Сириус опять глубоко вздохнул, словно готовясь к погружению в непонятную субстанцию, отдалённо напоминающую воду.
– Её принёс он. Нюниус.
Глаза у Джеймса и Люпина синхронно полезли на лоб.
– Не хочешь же ты сказать, – уточнил Джеймс, и рука его непроизвольно потянулась сначала к очкам, потом к торчащей дыбом шевелюре, – не хочешь же ты сказать, что Нюниус все эти годы пользовался Картой, потому что ему удалось её "вскрыть", а тебе отдал, чтобы посмеяться. 
– Да нет, конечно, – сказал Сириус. В голосе его начала проскакивать досада от того, что он и сам плохо понимает, что произошло. – Если верить его словам, он держал Карту у себя не более полутора-двух часов. Он якобы отнял её у студентов Пуффендуя, которые что-то в неё заворачивали или протирали ею как ветошью... Слава Провидению, мне удалось не подать вида, что этот кусок пергамента имеет хоть какую-то ценность, иначе я только бы их и видел – Карту и Нюниуса. Но из-за этого расспрашивать, что да как, было совершенно невозможно, – тут Сириус отстранился от стола и снова прислонился к спинке стула. – Не это странно, вот проблема. Странно то, почему Карта вернулась именно в тот момент.
И, немного смущаясь, он рассказал и о своей шуточной молитве Мерлину, и о своеобразной плате, которую пришлось внести в обмен на то, чтобы Карта оказалась именно Картой. 
В продолжение всего рассказа Джеймс неотрывно смотрел на Сириуса, смотрел таким взглядом, будто Сириус признавался в содеянном преступлении, серьёзно затрагивавшем интересы семьи Поттеров. Люпин же, напротив, встал из-за стола и начал прохаживаться по комнате туда-сюда, делая три шага от кровати к двери и разворачиваясь обратно. При этом он опять поднёс руку к лицу и теребил подбородок, вряд ли отдавая себе отчёт в том, что делает. 

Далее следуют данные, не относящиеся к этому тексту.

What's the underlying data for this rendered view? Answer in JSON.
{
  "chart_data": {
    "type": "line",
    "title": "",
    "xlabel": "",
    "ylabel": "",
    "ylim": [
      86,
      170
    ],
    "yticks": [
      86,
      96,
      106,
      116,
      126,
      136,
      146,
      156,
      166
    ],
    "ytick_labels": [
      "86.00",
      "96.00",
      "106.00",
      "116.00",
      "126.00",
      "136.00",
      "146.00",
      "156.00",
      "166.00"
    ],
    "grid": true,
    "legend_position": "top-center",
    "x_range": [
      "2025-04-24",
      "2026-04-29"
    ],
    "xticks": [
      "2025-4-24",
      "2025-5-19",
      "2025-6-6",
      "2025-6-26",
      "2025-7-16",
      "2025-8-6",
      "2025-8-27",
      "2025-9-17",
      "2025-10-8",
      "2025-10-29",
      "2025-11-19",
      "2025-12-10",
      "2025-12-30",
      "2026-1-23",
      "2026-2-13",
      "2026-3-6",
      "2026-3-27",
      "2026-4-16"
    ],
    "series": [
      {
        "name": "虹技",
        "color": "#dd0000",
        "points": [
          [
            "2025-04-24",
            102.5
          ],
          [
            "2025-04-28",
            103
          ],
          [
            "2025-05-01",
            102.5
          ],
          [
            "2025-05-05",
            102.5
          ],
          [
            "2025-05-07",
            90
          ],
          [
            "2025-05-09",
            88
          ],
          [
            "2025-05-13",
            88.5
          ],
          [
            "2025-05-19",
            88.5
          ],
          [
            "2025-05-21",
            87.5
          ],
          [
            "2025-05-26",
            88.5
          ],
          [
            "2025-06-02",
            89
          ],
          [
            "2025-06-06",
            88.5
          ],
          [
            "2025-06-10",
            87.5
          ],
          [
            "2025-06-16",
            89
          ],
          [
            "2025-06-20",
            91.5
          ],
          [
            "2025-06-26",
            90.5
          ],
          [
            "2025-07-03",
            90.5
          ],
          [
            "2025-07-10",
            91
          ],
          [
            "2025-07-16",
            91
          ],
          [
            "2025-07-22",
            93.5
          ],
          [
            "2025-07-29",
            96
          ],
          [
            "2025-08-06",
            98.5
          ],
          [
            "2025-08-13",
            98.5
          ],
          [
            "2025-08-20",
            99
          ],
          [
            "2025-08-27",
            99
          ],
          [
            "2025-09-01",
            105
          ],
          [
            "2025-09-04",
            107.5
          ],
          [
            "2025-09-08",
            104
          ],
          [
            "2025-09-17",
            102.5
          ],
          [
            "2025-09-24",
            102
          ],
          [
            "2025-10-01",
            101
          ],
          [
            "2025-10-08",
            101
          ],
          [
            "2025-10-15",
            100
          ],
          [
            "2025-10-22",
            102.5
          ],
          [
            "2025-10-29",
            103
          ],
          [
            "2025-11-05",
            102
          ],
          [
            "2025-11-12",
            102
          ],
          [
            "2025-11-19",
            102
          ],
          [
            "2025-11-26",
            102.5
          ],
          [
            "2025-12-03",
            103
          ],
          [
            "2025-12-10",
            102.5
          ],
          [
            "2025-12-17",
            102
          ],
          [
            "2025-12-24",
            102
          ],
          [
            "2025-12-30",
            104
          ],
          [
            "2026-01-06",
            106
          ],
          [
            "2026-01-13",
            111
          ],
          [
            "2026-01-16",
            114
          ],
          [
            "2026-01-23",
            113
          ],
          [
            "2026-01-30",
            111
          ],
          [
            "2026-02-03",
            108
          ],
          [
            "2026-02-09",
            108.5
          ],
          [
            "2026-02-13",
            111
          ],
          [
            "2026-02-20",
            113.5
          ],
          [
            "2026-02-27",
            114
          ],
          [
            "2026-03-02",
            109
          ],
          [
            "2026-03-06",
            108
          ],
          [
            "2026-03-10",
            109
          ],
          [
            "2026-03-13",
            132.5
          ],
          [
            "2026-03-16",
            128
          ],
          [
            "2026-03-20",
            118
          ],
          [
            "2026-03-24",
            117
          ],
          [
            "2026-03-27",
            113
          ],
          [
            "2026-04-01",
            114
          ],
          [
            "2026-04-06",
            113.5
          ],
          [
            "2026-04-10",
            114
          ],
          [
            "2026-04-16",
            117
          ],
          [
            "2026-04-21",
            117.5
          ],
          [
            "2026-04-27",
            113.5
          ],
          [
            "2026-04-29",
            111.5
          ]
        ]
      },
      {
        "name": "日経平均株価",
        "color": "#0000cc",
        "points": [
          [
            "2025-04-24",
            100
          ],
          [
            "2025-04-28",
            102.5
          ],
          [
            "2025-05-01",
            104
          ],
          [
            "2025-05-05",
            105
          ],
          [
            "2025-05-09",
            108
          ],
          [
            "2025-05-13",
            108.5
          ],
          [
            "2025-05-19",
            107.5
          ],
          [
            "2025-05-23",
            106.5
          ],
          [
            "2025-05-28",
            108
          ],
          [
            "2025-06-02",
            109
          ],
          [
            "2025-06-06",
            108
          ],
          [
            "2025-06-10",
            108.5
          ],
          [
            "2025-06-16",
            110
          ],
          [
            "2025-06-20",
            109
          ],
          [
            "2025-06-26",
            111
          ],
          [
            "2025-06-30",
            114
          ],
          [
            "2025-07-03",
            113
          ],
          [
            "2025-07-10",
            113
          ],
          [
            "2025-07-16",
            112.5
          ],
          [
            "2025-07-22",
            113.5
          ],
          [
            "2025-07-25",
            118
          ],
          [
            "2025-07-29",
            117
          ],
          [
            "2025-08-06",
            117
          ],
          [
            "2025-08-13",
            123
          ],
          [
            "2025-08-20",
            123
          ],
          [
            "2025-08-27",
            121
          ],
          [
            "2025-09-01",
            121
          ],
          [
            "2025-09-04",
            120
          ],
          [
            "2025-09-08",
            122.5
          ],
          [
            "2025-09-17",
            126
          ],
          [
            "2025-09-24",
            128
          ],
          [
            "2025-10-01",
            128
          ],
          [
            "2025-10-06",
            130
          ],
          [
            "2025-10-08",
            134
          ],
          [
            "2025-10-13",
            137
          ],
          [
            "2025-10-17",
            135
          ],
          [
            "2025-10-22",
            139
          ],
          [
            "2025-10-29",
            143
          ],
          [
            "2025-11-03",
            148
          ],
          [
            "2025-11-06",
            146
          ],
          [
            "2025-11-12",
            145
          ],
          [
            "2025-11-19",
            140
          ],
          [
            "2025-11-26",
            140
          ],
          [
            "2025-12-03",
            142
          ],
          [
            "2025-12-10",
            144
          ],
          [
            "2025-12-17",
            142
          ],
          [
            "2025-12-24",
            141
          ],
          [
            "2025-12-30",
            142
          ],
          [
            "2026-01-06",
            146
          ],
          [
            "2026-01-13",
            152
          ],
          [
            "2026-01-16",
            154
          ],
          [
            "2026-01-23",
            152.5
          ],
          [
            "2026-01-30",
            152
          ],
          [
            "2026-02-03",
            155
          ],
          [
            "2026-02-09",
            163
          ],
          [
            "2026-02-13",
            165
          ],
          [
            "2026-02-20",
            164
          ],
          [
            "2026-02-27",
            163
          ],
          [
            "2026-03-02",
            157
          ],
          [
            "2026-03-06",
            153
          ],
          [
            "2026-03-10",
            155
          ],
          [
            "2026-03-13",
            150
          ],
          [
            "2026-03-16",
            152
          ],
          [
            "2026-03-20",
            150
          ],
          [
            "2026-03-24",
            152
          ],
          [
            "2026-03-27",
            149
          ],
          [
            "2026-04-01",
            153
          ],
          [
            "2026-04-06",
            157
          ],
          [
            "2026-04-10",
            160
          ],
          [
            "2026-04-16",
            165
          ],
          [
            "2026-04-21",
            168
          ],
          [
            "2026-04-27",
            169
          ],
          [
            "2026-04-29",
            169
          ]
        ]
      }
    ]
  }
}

Когда Сириус закончил, Люпин ещё несколько секунд молчал, а затем произнёс:
– А Дамблдор никогда не говорил тебе, что магические способности могут вернуться? И поначалу это будет выглядеть просто как совпадение, а то и вообще что-то странное?

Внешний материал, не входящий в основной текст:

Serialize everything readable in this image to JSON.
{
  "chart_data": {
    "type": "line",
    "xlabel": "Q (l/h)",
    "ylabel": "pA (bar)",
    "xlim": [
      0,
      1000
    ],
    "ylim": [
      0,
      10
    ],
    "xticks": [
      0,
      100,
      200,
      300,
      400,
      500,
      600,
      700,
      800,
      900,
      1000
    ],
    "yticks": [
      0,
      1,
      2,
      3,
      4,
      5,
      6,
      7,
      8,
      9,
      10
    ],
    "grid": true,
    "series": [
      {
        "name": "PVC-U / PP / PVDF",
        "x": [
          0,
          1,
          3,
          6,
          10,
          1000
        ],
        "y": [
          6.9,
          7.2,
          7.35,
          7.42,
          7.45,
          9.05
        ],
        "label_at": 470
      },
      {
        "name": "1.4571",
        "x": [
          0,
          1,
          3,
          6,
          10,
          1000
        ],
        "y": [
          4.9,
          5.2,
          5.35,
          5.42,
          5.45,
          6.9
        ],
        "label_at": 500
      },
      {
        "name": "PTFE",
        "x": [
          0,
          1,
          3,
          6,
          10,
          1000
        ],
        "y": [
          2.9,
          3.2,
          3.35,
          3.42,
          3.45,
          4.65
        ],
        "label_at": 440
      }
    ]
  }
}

Сириус и Джеймс оба повернулись к нему.
– Нет, ты не подумай, что я тут пытаюсь вселить в тебя несбыточную надежду или притянуть за уши хоть какое-нибудь объяснение, чтобы выглядеть умником, – чуть более оживлённо объяснил Люпин, по очереди глядя то на Сириуса, то на Джеймса. – Но это очень и очень странное совпадение – призвать Мерлина в помощь и получить эту помощь в течение нескольких минут, даже секунд. 
– Может, чего попроще скажешь? – спросил Джеймс грубовато. – Например, что профессор Флитвик как закадычный дружок стоял за ширмой и исполнил волю молящегося. Или домовые эльфы, которым Сириус подфартил с надомной работой, решили его таким образом отблагодарить. Ей-богу, Римус, даже предположение, что Карта завершила очередной жизненный круг и вернулась к владельцу именно в тот момент, когда он случайно вознёс дурацкую молитву, кажется более правдоподобным.
Сириус покачал головой.
– Мы уже столько бились над исчезновением моих способностей, что ничего более придумать просто нельзя, – сказал он. – Они ушли безвозвратно. Ты сам знаешь, что я много бы дал за то, чтобы они вернулись. Но случай с Картой – не из той серии. Я бы уж тогда сделал ставку на новую серию плевков судьбы, раз мы тут рассуждаем о какой-то неведомой магии. 
– Что ты имеешь в виду под плевками судьбы, – спросил Люпин.
– Ну... что я вроде как начинаю получать по морде за все свои юношеские деяния. Вот взял, попросил одну сочувствующую привести меня в божеский вид, а в ответ сама собой вспомнилась другая сочувствующая, и я оказался внешне ничего себе, а внутри – полное ничего.
– Это мы сейчас о ком? – деловито уточнил Джеймс.
– У Гарри есть одна толковая сокурсница. Грейнджер её фамилия, – пояснил Сириус.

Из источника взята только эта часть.